As we have previously posted, on January 25, 2012, the European Commission proposed comprehensive measures to reform the European data protection framework.  Among other things, the proposal would impose restrictions on the processing of personal data relating to children; create a breach notification requirement in the EU; require organizations employing 250 or more persons to designate a data protection officer; and increase the sanctions for data protection violations to up to two percent of an organization’s worldwide revenue.  The proposal also would expand the scope of the European data protection framework to non-EU companies that either process data pertaining to individuals residing in the EU to whom they offer goods or services or whose activities serve to monitor the behavior of such individuals.

Earlier this month, Covington lawyers hosted a webinar to discuss significant proposed reforms to the European data protection framework that have been put forward by the European Commission.  We received a number of excellent questions from those participating in the webinar.  Please click below to read the answers that Covington lawyers provided to these questions.

If a company has U.S. operations that target EU residents, as well as EU-based entities, what is the best way to approach the requirement that non-EU based entities designate a representative in one of the Member States where they target data subjects?

Under the new framework, EU data controllers will be supervised by the data protection authority of the Member State where the controller’s “main establishment” is based.  Each EU operation would have to comply with the regulation, and the data protection authority of the Member State where the company’s main establishment — understood as where the main processing decisions are made — is located will serve as the lead authority.

The U.S. business, insofar as it acts independently and as a separate controller, would also be subject to the regulation and expected to appoint a representative in one of the Member States where it targets data subjects, unless it is established in a third country offering “adequate” protection, is Safe Harbor-certified, or can avail itself of one of several exceptions (i.e., less than 250 employees or only occasional offering of goods and services in the EU).  If we assume that the US business is required to appoint a representative, it could appoint an affiliate in the EU to serve in this capacity.  And, to avoid having multiple European data protection regulators with jurisdiction over the company, it would be a good strategy to appoint the affiliate that is positioned as the company’s main EU establishment.

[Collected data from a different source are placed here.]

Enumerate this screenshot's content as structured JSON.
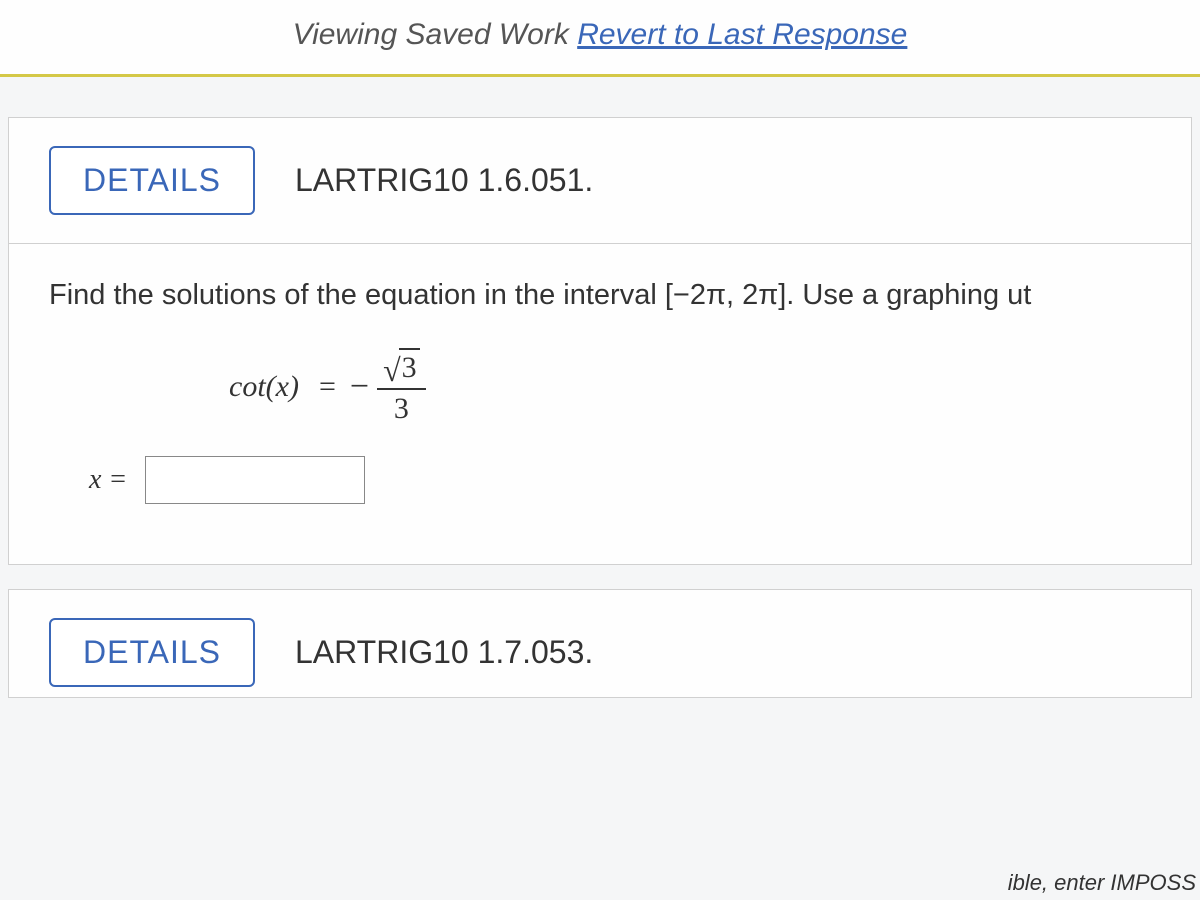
{
  "banner": {
    "prefix": "Viewing Saved Work ",
    "link": "Revert to Last Response"
  },
  "question1": {
    "details_label": "DETAILS",
    "reference": "LARTRIG10 1.6.051.",
    "instruction": "Find the solutions of the equation in the interval [−2π, 2π]. Use a graphing ut",
    "equation": {
      "func": "cot",
      "var": "x",
      "equals": "=",
      "sign": "−",
      "sqrt_val": "3",
      "denom": "3"
    },
    "answer_label": "x =",
    "answer_value": ""
  },
  "question2": {
    "details_label": "DETAILS",
    "reference": "LARTRIG10 1.7.053."
  },
  "hint_fragment": "ible, enter IMPOSS"
}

What are the implications of the European Commission’s proposal for international transfers of clinical trial data?

In its current form, the regulation does not contain specific provisions relating to international transfers of clinical trial data.  The regulation will probably abolish some of the exceptions that pharmaceutical research companies tend to rely on today.  For example, today, in France, data transfers restrictions do not apply to key-coded clinical trial data.  Likewise, the Netherlands has adopted a fairly narrow interpretation of the concept of personal data that excludes key-coded data.  These exceptions probably will not survive under the current, proposed regulation. 

The new definition of “personal data” makes it clearer that coded trial data are personal data and thus subject to the transfer restrictions.  This is the price companies will have to pay for the increased harmonization.

At the same time, the proposal does contain some terms that will benefit pharmaceutical research companies.  This includes the handling of BCRs, the simplified use of standard contract clauses and the possibility that industry sectors — including potentially the research sector — could obtain an adequacy decision in its own right, perhaps on the basis of an industry code.

How will enforcement be funded?

The proposed regulation only provides that data protection authorities have to be adequately funded, but it does not say how this will be done.  Member States will have to decide on this.  To our knowledge, self-funding purely on the basis of fines is not very common in the EU.

Two years after final approval is a short period of time to implement potentially significant technical changes.  What is the likelihood that, ultimately, there will be longer transitional periods for the most onerous requirements?

While the transitional period in the proposal is very tentative, a two-year period is not uncommon.  We do not anticipate this being made any longer.  That said, the regulation anticipates the adoption of implementing rules by the European Commission.  These could take some time to prepare and the relevant rules themselves could come with transition periods as well.  So, for some of the more detailed rules that we are likely to see in the future, the timeframes are likely to be even longer.